The Election Commission is not in a hurry to conduct a bypoll at Wayanad in Kerala to fill the vacancy created in the Lok Sabha due to the disqualification of Congress leader Rahul Gandhi following his conviction and sentencing in a defamation case.
“There is no hurry. We will wait,” Chief Election Commissioner Rajiv Kumar told journalists on Wednesday. He was replying to a question if the EC was planning to conduct a bypoll in Wayanad, the constituency which had elected Rahul Gandhi to the Lok Sabha in 2019.

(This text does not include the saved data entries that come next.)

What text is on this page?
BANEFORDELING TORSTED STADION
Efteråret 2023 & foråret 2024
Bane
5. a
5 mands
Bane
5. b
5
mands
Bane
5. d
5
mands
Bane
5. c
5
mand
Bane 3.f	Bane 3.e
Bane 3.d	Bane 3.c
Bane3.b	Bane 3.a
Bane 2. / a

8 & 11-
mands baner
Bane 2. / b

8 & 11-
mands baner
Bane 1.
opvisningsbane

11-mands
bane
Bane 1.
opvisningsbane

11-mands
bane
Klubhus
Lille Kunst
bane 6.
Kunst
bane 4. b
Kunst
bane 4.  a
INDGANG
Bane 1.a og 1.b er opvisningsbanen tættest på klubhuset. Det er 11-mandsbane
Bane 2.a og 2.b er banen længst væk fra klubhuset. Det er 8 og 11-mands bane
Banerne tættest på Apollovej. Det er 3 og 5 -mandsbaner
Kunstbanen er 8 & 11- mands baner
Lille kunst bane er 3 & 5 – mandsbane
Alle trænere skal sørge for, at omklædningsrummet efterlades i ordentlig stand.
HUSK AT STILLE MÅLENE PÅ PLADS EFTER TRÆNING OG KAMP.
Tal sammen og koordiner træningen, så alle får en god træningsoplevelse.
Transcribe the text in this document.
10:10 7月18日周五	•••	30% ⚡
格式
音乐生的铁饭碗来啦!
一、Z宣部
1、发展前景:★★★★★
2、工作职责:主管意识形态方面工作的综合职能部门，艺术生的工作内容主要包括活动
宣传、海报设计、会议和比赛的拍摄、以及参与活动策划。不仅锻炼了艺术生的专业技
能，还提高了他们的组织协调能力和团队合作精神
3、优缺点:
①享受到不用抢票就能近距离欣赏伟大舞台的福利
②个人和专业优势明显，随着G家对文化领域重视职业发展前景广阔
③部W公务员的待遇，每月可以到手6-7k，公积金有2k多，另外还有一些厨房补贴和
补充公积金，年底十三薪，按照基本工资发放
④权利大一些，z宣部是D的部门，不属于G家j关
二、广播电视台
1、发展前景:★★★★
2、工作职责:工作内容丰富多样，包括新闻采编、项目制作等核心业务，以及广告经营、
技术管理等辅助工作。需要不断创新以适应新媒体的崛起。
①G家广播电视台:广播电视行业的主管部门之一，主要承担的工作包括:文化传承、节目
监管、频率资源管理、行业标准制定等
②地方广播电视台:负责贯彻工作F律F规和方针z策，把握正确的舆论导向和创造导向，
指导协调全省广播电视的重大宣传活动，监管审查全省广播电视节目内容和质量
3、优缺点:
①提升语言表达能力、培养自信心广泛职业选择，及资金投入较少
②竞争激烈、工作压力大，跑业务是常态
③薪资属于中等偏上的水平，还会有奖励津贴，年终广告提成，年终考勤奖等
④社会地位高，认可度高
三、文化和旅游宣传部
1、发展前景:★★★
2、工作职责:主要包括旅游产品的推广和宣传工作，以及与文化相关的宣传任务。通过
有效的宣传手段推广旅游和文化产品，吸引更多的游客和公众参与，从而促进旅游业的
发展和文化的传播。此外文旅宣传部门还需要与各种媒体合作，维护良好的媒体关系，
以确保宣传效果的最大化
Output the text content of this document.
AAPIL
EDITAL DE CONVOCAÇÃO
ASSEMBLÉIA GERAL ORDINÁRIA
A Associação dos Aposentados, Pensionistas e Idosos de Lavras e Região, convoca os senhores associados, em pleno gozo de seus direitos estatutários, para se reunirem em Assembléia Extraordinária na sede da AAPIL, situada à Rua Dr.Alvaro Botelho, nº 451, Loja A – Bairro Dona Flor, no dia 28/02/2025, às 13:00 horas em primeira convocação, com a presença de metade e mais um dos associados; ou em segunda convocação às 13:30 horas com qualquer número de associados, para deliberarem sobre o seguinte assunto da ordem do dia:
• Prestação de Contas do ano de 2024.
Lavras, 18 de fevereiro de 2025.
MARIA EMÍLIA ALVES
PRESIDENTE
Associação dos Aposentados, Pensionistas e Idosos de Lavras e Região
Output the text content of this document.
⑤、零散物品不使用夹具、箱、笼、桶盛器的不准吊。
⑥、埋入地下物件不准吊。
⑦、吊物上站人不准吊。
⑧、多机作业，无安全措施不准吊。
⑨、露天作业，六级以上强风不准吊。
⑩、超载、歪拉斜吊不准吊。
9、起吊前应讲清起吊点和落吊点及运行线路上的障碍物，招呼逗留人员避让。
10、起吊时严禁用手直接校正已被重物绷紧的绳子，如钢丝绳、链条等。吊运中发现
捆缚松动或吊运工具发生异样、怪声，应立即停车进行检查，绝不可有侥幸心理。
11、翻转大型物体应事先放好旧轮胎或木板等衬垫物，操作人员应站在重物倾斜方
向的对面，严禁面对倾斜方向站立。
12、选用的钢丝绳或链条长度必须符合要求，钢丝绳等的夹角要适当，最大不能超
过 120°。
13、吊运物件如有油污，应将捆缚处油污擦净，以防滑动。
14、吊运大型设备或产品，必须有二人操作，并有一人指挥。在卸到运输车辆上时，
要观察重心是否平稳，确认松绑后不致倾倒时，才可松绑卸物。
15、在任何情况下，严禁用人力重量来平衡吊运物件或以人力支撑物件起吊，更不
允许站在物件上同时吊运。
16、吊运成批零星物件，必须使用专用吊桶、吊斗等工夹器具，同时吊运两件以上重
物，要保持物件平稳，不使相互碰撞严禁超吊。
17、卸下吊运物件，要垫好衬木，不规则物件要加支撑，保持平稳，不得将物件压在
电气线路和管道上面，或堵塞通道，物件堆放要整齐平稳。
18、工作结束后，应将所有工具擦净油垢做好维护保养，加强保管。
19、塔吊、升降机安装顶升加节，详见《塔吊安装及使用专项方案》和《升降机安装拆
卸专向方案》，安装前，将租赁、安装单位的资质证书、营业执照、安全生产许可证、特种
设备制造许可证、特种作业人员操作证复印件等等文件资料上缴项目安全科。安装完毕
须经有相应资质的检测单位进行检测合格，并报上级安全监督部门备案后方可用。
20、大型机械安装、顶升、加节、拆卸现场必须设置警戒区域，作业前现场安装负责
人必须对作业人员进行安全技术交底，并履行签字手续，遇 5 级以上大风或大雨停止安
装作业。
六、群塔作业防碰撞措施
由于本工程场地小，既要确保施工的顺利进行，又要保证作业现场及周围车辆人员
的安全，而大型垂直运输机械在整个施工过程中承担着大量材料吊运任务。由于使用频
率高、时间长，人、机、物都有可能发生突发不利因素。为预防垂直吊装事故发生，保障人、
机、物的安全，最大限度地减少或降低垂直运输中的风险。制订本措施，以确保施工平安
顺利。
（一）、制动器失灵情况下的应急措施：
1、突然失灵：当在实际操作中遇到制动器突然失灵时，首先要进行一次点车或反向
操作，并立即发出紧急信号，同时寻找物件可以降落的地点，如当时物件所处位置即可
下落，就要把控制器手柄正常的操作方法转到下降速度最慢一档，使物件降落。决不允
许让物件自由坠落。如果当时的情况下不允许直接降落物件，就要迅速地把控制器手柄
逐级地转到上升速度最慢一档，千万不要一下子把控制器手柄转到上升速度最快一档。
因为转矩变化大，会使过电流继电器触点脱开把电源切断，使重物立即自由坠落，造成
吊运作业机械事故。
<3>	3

The Court of Chief Judicial Magistrates in Surat in Gujarat on March 23 sentenced Rahul Gandhi to imprisonment for two years after convicting him in a criminal defamation case filed by Purnesh Modi, a Bharatiya Janata Party’s member in the legislative assembly of Gujarat, in 2019. The Chief Judicial Magistrate H H Varma, however, also immediately granted him bail and suspended the sentence for 30 days to allow the 52-year-old Congress leader to appeal in a higher court.
A day after he was convicted and sentenced by the court in Gujarat, the Lok Sabha secretariat in New Delhi issued a notification, stating that Rahul Gandhi stood disqualified in accordance with Article 101 (1)(e) of the Constitution of India and Section 8 of the Representation of People’s Act.
Kumar on Wednesday said that Section 151A of the Representation of the People Act, 1951 mandated the EC to conduct bypolls to fill casual vacancies in both Rajya Sabha and Lok Sabha as well as the state legislative assemblies and councils within six months from the date of occurrence of the vacancy, provided that the remainder of the term of the member in relation to the vacancy was one year or more.
“Law gives us six months to hold a bypoll. The trial court has given (Rahul Gandhi) 30 days for a judicial remedy,” the Chief Election Commissioner said, explaining why the EC was not in a hurry to hold a bye-election in Wayanad to fill the vacancy created by the disqualification of Rahul Gandhi.
If Rahul Gandhi appeals in a higher court and gets his conviction and sentencing suspended, he will be reinstated as a member of the Lok Sabha.
The EC is apparently keen to tread cautiously in the case of Rahul Gandhi as it recently had to withhold the bypoll in the lone parliamentary constituency in the Union Territory of Lakshadweep in the wake of the Kerala High Court’s order suspending the conviction of Mohammed Faizal, the incumbent parliamentarian, by a lower court in a case of attempt to murder.
The conviction of Faizal, a member of the Nationalist Congress Party (NCP), by a court in the Union Territory earlier this year had led to his disqualification as a member of the Lok Sabha. The EC had on January 18 announced the bypoll in Lakshadweep LS constituency to fill the vacancy created by the disqualification of Faizal. The polling for the bye-election had been scheduled to be held on February 27 next, along with six other assembly constituencies in five other states. Faizal had moved the Supreme Court challenging the EC’s announcement of the bye-election in the parliamentary constituency in Lakshadweep. The EC had finally decided to withhold the bye-election.